SEATTLE — The car a woman says ran out of gas — leading to the disappearance Sunday of her 2-year-old son — ran just fine Friday when police took it for a test drive. No gas was added before the test and no mechanical problem was found, police said.
And late Friday a police spokesman said there’s a “real possibility” that Sky Metalwala is no longer alive as the search for the toddler stretches into its sixth day.
More suspicion is falling on his mother, Julia Biryukova, to explain about the car and other discrepancies in her story.
Since reporting her son missing she has been speaking to police through a lawyer and has not responded to requests to speak to investigators voluntarily, Bellevue police Maj. Mike Johnson said.
There’s not enough evidence to name Biryukova as a suspect, Johnson said at a news conference. “At this point, we don’t have it.”
“What we’ve tried to do is present the facts as we see them, and if that cast suspicion on Julia, it’s the facts speaking, not us,” Johnson said.
At what point does she become a suspect? he was asked.
“I don’t have the answer,” he said.
Could she face charges such as making a false report?
“It’s something we’ll look at once the dust settles on the missing person portion of the investigation,” Johnson said.
The disappearance of the boy remains a gnawing problem for more than 150 local and state police and FBI agents.

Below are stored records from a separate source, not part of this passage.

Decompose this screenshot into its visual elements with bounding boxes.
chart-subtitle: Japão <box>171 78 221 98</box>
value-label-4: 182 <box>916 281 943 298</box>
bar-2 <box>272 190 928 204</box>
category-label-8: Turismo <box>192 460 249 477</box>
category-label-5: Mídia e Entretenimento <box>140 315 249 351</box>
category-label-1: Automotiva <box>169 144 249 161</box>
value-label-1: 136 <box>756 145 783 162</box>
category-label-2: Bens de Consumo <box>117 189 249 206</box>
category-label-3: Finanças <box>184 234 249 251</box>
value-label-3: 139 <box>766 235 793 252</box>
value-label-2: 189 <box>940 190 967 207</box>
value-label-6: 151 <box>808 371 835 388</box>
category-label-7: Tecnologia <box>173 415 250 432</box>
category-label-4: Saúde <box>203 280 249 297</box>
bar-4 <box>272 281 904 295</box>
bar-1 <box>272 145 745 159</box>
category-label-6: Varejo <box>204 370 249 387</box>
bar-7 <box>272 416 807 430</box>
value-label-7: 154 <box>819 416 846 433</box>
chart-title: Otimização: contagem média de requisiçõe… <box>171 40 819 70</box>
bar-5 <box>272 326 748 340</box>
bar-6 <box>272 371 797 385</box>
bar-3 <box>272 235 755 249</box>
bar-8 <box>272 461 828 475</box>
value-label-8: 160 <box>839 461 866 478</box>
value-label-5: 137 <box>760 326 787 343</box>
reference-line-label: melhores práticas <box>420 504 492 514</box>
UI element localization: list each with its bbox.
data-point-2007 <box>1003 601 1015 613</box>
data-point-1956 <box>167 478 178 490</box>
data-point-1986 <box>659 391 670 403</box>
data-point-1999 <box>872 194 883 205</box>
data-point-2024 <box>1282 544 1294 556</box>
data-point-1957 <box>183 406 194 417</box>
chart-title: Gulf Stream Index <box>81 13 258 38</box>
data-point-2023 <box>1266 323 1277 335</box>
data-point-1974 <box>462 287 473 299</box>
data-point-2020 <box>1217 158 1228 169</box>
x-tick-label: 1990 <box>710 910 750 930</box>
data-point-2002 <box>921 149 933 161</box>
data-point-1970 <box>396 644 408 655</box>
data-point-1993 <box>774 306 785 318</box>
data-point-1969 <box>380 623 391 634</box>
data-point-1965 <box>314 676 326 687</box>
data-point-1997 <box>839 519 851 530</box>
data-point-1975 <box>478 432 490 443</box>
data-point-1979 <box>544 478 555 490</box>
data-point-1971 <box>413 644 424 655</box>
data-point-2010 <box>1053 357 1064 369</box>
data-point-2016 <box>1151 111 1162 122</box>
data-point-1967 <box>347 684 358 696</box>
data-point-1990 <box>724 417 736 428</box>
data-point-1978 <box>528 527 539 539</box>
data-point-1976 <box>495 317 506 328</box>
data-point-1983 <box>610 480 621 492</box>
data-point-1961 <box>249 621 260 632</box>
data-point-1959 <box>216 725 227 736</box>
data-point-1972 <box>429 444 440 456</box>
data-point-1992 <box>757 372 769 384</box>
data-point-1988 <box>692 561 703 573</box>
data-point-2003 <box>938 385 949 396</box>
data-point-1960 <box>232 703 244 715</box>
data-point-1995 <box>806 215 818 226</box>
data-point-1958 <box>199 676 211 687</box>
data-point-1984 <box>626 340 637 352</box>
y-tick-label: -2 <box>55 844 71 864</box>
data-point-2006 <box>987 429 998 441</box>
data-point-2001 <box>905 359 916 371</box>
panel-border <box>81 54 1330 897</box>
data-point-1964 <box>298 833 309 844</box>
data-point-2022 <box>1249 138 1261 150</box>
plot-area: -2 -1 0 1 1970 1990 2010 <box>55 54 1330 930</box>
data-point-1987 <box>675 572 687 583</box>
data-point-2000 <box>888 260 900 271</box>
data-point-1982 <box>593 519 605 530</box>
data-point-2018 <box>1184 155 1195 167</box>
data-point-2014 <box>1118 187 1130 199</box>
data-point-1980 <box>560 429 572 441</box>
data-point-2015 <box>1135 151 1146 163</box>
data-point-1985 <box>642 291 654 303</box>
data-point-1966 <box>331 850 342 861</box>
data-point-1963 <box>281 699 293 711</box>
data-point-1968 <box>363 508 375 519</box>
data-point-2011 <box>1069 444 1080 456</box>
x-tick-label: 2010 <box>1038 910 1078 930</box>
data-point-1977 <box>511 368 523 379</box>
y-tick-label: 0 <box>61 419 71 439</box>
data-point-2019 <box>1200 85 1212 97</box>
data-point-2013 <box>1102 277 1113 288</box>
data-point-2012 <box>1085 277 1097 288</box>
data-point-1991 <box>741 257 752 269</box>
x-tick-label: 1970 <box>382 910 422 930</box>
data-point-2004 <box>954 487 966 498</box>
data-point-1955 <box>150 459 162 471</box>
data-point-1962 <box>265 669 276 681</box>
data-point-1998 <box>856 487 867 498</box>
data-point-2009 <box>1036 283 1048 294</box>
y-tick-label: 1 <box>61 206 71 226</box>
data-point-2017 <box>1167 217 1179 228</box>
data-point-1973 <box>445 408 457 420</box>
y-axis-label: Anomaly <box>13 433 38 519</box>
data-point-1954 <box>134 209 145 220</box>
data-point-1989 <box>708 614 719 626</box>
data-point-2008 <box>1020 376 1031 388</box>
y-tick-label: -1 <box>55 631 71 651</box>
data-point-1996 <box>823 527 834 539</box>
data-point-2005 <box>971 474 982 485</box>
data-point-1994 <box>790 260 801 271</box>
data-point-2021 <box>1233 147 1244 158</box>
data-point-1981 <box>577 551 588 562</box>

Police say the mother’s story is full of holes. She says she was taking Sky to a hospital when the car stopped, so she left him alone in the unlocked car and took his 4-year-old sister to go for gas. When she returned an hour later, she says, he was gone.
Asked at a Friday afternoon news conference whether Sky could be dead, Johnson said that’s a “real possibility.”
Police have ruled nothing out — maybe he was abducted or maybe he’s lost, Johnson said. But as the days add up, with no sign of the little boy, the chances that he will be found safe are diminishing.
“Unfortunately, the reality of this is that Sky may have fallen onto some very unfortunate circumstances,” Johnson said.
Police continue to receive tips from the public — people who think they saw Sky, mothers who want to help, even psychics. Everything is being checked out of hope that the boy will be found alive.
Sky’s parents had reached a tentative agreement for visitation after a 12-hour mediation session last week. But Biryukova backed out of the agreement on Friday, two days before she reported Sky missing.
The boy’s father, Solomon Metalwala, says Biryukova suffers from severe obsessive-compulsive disorder and goes on cleaning binges in which she wouldn’t feed the children. But a doctor said her diagnosis didn’t interfere with her ability to care for the kids.
The 4-year-old daughter was taken into the care of state Child Protective Services after her brother was reported missing.
The family has a previous record of leaving Sky alone in a car in a store parking lot in Redmond when he was 3-months old. Court records show he was alone for nearly an hour on a 27-degree day in December 2009 before police had the car owner’s paged.
Police cited both parents for reckless endangerment. The case was dismissed early this year after the couple completed a year’s probation, community service and a 10-week parenting class.